Shifty Geezer said:Smaller variations are obviously going to go undetected, at lest through straight measurement, 3x10^8 ms is...30 cm in 1 ns, right? Which would be the sensitivity at 1GHz if I'm figuring this right, that the difference in distance from Revmote to left sensor versus Revmote to right sensor would have to be to register a 1ns delay. I don't know if there's any clever techniques though. Invariable there's some fantastic trick to get things to happen!
The problem is when you are perpendicular to the sensor bar your differences in distance are now down to a few centimeters at most, so you need to be able to register less than 0.1ns delays for large movements. eg if you are 3m away from the sensor bar and you move the bar from left to right over about a meter the difference in distances is about 9cm, so your going to need very high frequencies to get any response at all and it wont be accurate and probably unenjoyable.
Even if there was a way to calculate the distance to each of the ends of the baton accurately you are still left with a situation where you have a large vertical circle of possible positions that the controller could be in, so no height information could be inferred.
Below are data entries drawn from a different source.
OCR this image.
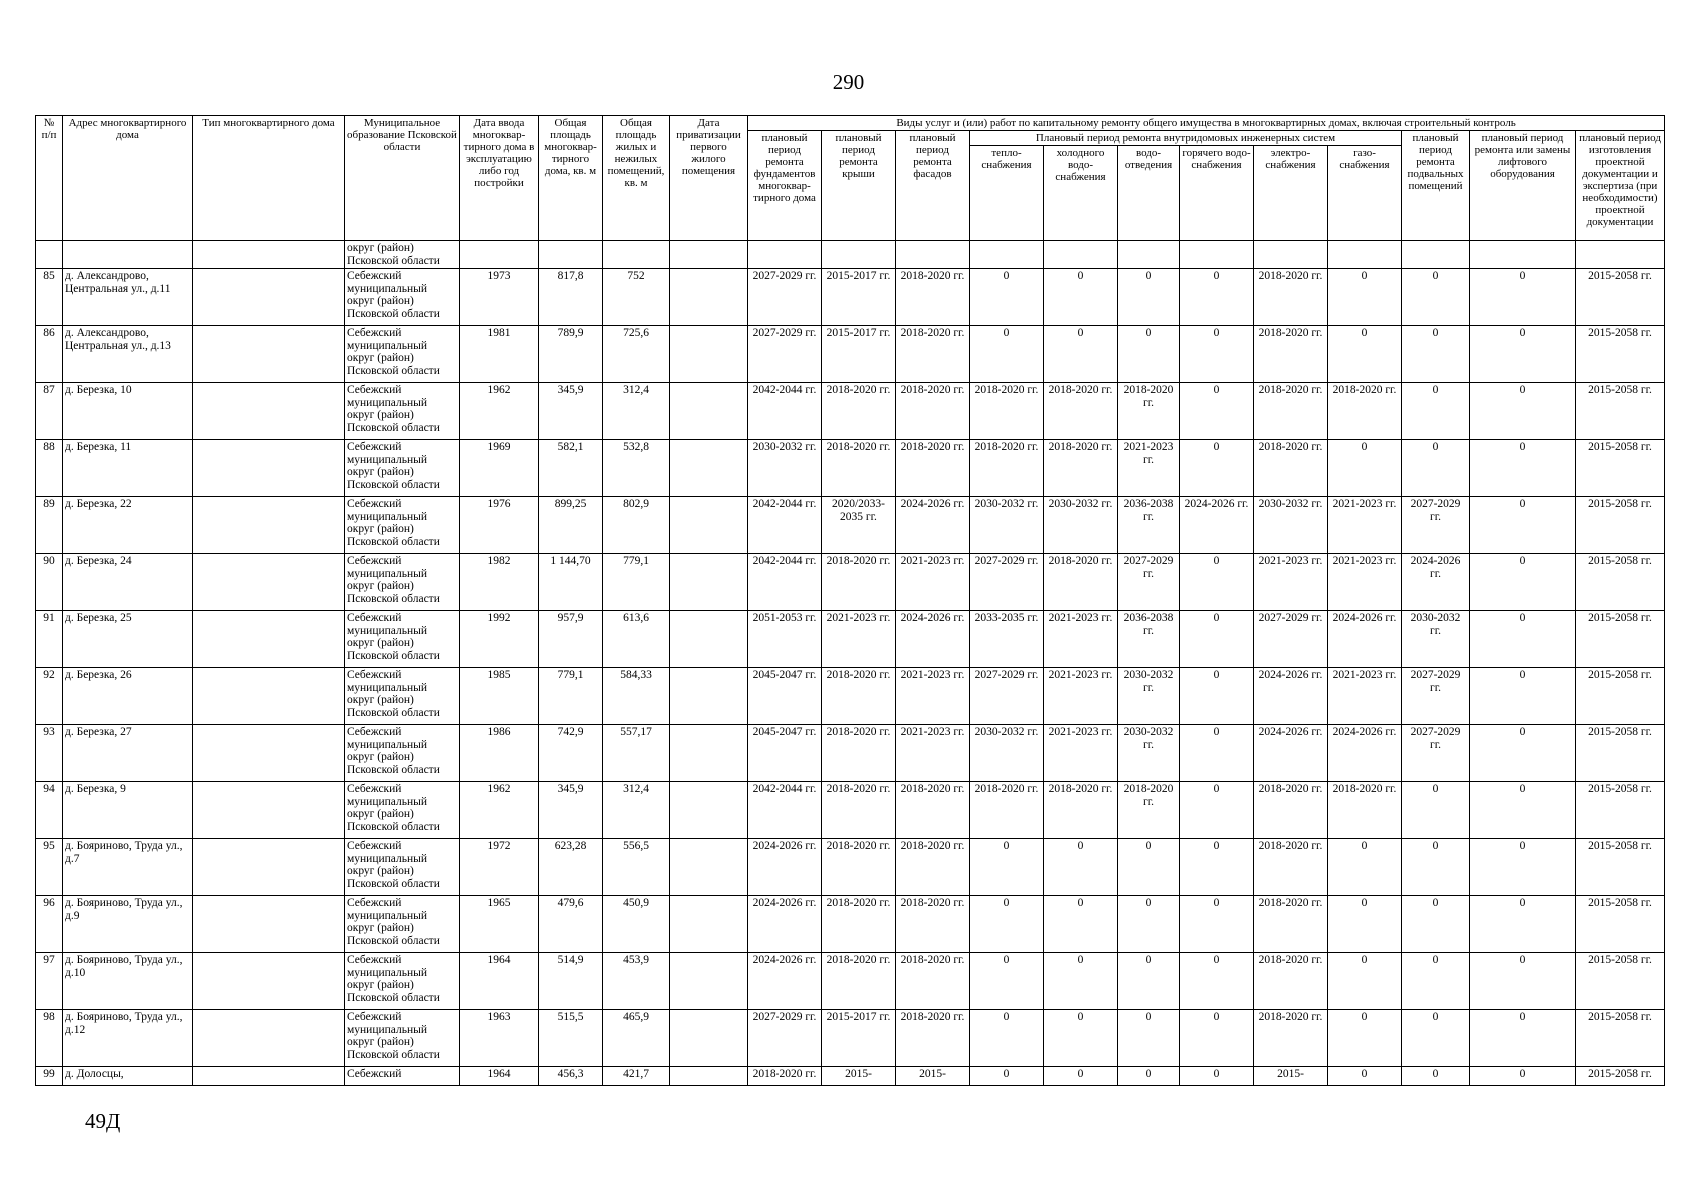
290
№ п/п	Адрес многоквартирного дома	Тип многоквартирного дома	Муниципальное образование Псковской области	Дата ввода многоквар-тирного дома в эксплуатацию либо год постройки	Общая площадь многоквар-тирного дома, кв. м	Общая площадь жилых и нежилых помещений, кв. м	Дата приватизации первого жилого помещения	Виды услуг и (или) работ по капитальному ремонту общего имущества в многоквартирных домах, включая строительный контроль											
								плановый период ремонта фундаментов многоквар-тирного дома	плановый период ремонта крыши	плановый период ремонта фасадов	Плановый период ремонта внутридомовых инженерных систем						плановый период ремонта подвальных помещений	плановый период ремонта или замены лифтового оборудования	плановый период изготовления проектной документации и экспертиза (при необходимости) проектной документации
											тепло-снабжения	холодного водо-снабжения	водо-отведения	горячего водо-снабжения	электро-снабжения	газо-снабжения			
			округ (район) Псковской области																
85	д. Александрово, Центральная ул., д.11		Себежский муниципальный округ (район) Псковской области	1973	817,8	752		2027-2029 гг.	2015-2017 гг.	2018-2020 гг.	0	0	0	0	2018-2020 гг.	0	0	0	2015-2058 гг.
86	д. Александрово, Центральная ул., д.13		Себежский муниципальный округ (район) Псковской области	1981	789,9	725,6		2027-2029 гг.	2015-2017 гг.	2018-2020 гг.	0	0	0	0	2018-2020 гг.	0	0	0	2015-2058 гг.
87	д. Березка, 10		Себежский муниципальный округ (район) Псковской области	1962	345,9	312,4		2042-2044 гг.	2018-2020 гг.	2018-2020 гг.	2018-2020 гг.	2018-2020 гг.	2018-2020 гг.	0	2018-2020 гг.	2018-2020 гг.	0	0	2015-2058 гг.
88	д. Березка, 11		Себежский муниципальный округ (район) Псковской области	1969	582,1	532,8		2030-2032 гг.	2018-2020 гг.	2018-2020 гг.	2018-2020 гг.	2018-2020 гг.	2021-2023 гг.	0	2018-2020 гг.	0	0	0	2015-2058 гг.
89	д. Березка, 22		Себежский муниципальный округ (район) Псковской области	1976	899,25	802,9		2042-2044 гг.	2020/2033-2035 гг.	2024-2026 гг.	2030-2032 гг.	2030-2032 гг.	2036-2038 гг.	2024-2026 гг.	2030-2032 гг.	2021-2023 гг.	2027-2029 гг.	0	2015-2058 гг.
90	д. Березка, 24		Себежский муниципальный округ (район) Псковской области	1982	1 144,70	779,1		2042-2044 гг.	2018-2020 гг.	2021-2023 гг.	2027-2029 гг.	2018-2020 гг.	2027-2029 гг.	0	2021-2023 гг.	2021-2023 гг.	2024-2026 гг.	0	2015-2058 гг.
91	д. Березка, 25		Себежский муниципальный округ (район) Псковской области	1992	957,9	613,6		2051-2053 гг.	2021-2023 гг.	2024-2026 гг.	2033-2035 гг.	2021-2023 гг.	2036-2038 гг.	0	2027-2029 гг.	2024-2026 гг.	2030-2032 гг.	0	2015-2058 гг.
92	д. Березка, 26		Себежский муниципальный округ (район) Псковской области	1985	779,1	584,33		2045-2047 гг.	2018-2020 гг.	2021-2023 гг.	2027-2029 гг.	2021-2023 гг.	2030-2032 гг.	0	2024-2026 гг.	2021-2023 гг.	2027-2029 гг.	0	2015-2058 гг.
93	д. Березка, 27		Себежский муниципальный округ (район) Псковской области	1986	742,9	557,17		2045-2047 гг.	2018-2020 гг.	2021-2023 гг.	2030-2032 гг.	2021-2023 гг.	2030-2032 гг.	0	2024-2026 гг.	2024-2026 гг.	2027-2029 гг.	0	2015-2058 гг.
94	д. Березка, 9		Себежский муниципальный округ (район) Псковской области	1962	345,9	312,4		2042-2044 гг.	2018-2020 гг.	2018-2020 гг.	2018-2020 гг.	2018-2020 гг.	2018-2020 гг.	0	2018-2020 гг.	2018-2020 гг.	0	0	2015-2058 гг.
95	д. Бояриново, Труда ул., д.7		Себежский муниципальный округ (район) Псковской области	1972	623,28	556,5		2024-2026 гг.	2018-2020 гг.	2018-2020 гг.	0	0	0	0	2018-2020 гг.	0	0	0	2015-2058 гг.
96	д. Бояриново, Труда ул., д.9		Себежский муниципальный округ (район) Псковской области	1965	479,6	450,9		2024-2026 гг.	2018-2020 гг.	2018-2020 гг.	0	0	0	0	2018-2020 гг.	0	0	0	2015-2058 гг.
97	д. Бояриново, Труда ул., д.10		Себежский муниципальный округ (район) Псковской области	1964	514,9	453,9		2024-2026 гг.	2018-2020 гг.	2018-2020 гг.	0	0	0	0	2018-2020 гг.	0	0	0	2015-2058 гг.
98	д. Бояриново, Труда ул., д.12		Себежский муниципальный округ (район) Псковской области	1963	515,5	465,9		2027-2029 гг.	2015-2017 гг.	2018-2020 гг.	0	0	0	0	2018-2020 гг.	0	0	0	2015-2058 гг.
99	д. Долосцы,		Себежский	1964	456,3	421,7		2018-2020 гг.	2015-	2015-	0	0	0	0	2015-	0	0	0	2015-2058 гг.
49Д
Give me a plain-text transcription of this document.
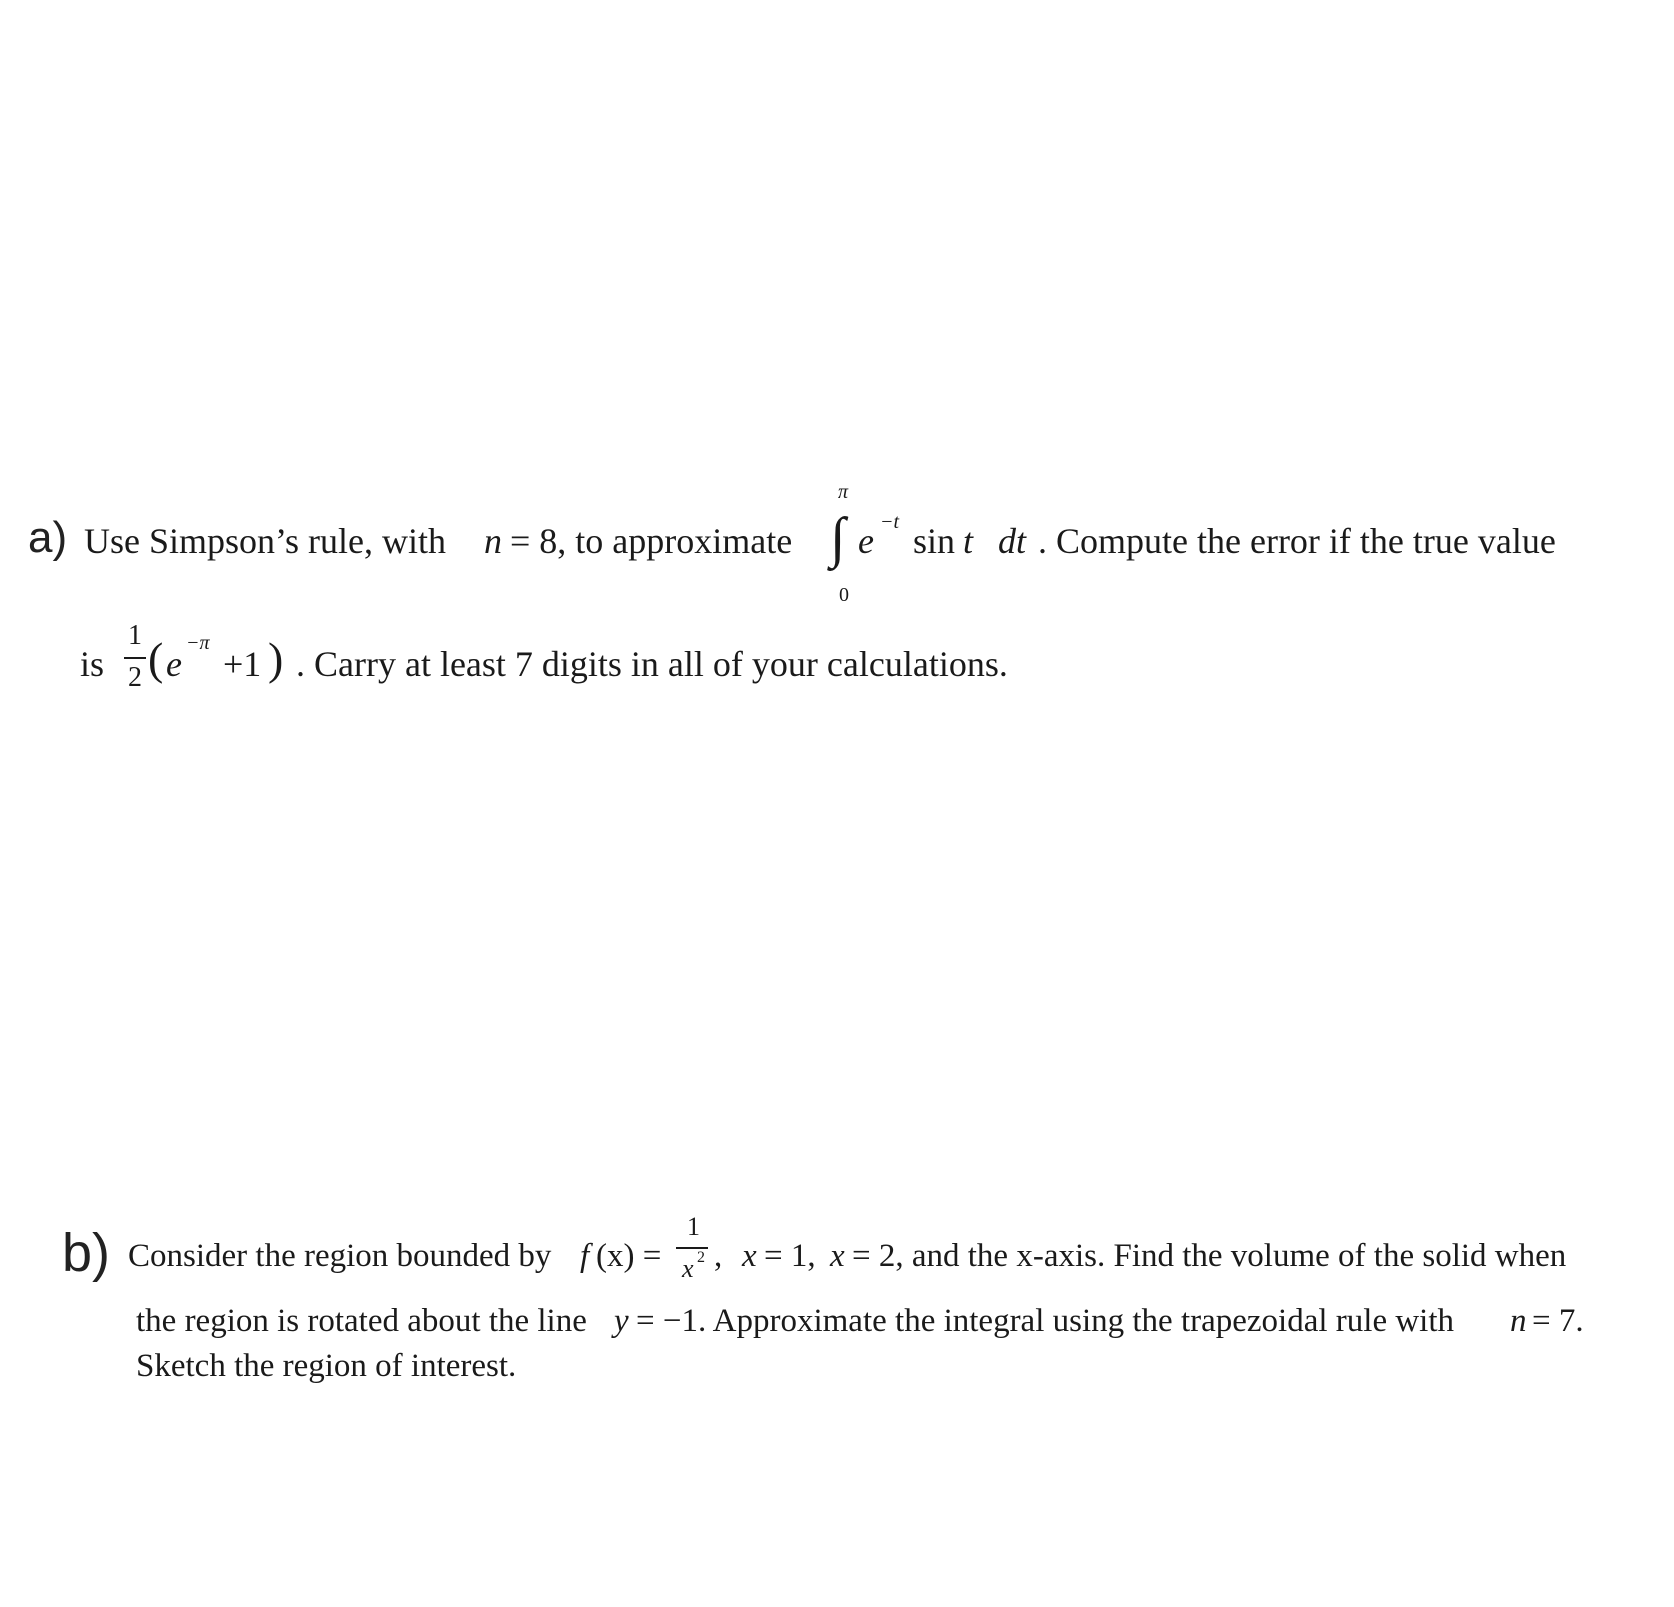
a) Use Simpson’s rule, with n = 8, to approximate
π
∫
0
e −t sin t dt . Compute the error if the true value
is
1
2 ( e
−π
+1 ) . Carry at least 7 digits in all of your calculations.
b) Consider the region bounded by f (x) =
1
x 2 , x = 1, x = 2, and the x-axis. Find the volume of the solid when
the region is rotated about the line y = −1. Approximate the integral using the trapezoidal rule with n = 7.
Sketch the region of interest.
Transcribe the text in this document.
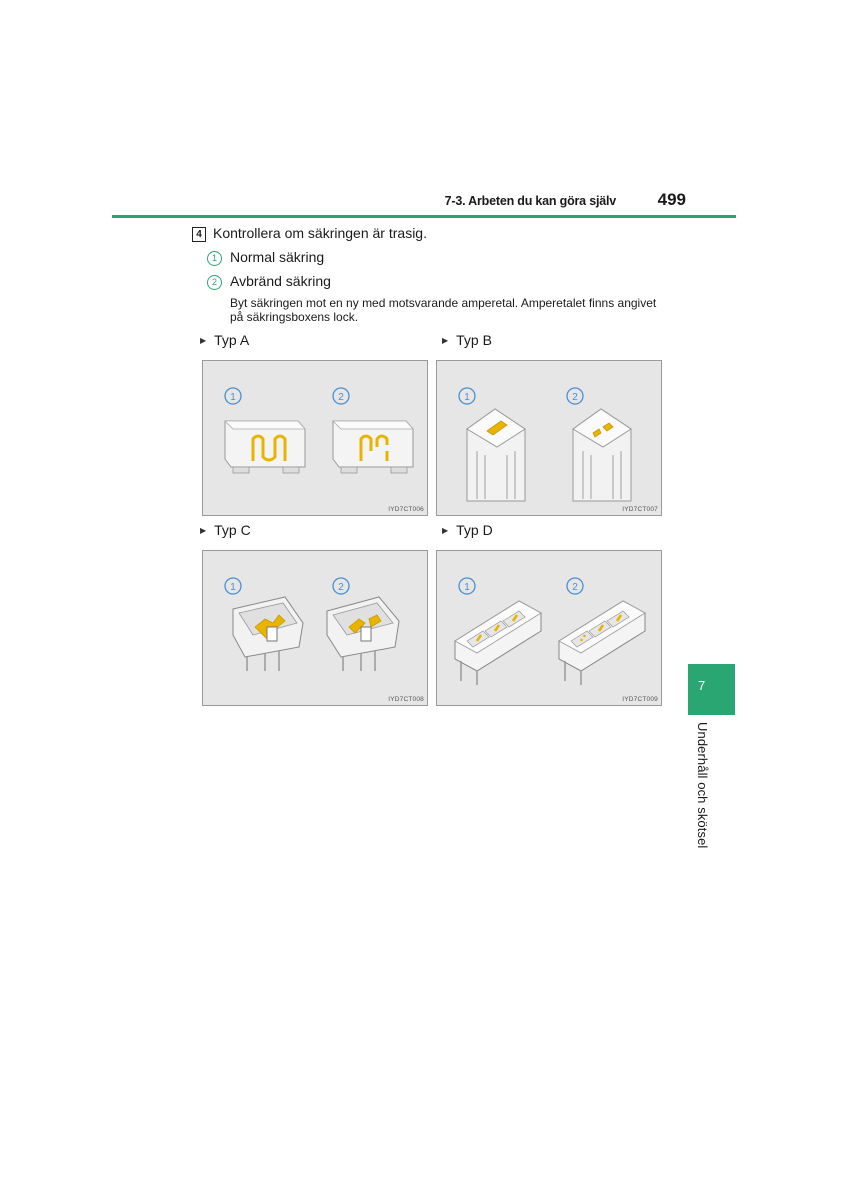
7-3. Arbeten du kan göra själv	499
4 Kontrollera om säkringen är trasig.
1 Normal säkring
2 Avbränd säkring
Byt säkringen mot en ny med motsvarande amperetal. Amperetalet finns angivet på säkringsboxens lock.
▶ Typ A	▶ Typ B
▶ Typ C	▶ Typ D
1	2
IYD7CT006
1	2
IYD7CT007
1	2
IYD7CT008
1	2
IYD7CT009
7
Underhåll och skötsel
If you really wanted to do this despite all the drawbacks, ie 2D positioning and poor accuracy then I think the only way to do it would be to use the phase shift of a signal transmitted from the revmote. Every so often (every 1M cylces say) a "NULL" symbol (ie nothing for a single cycle) would need to be transmitted to synchronise the receivers. I'm not sure how accurate this would be but I dont think positional accuray on a 2D plane parallel to the floor to within a few centimeters with a signal in the GHz range would be out of the question. I really do not think Nintendo would do this though as I think it would be prohibitvely expensive for such a feature.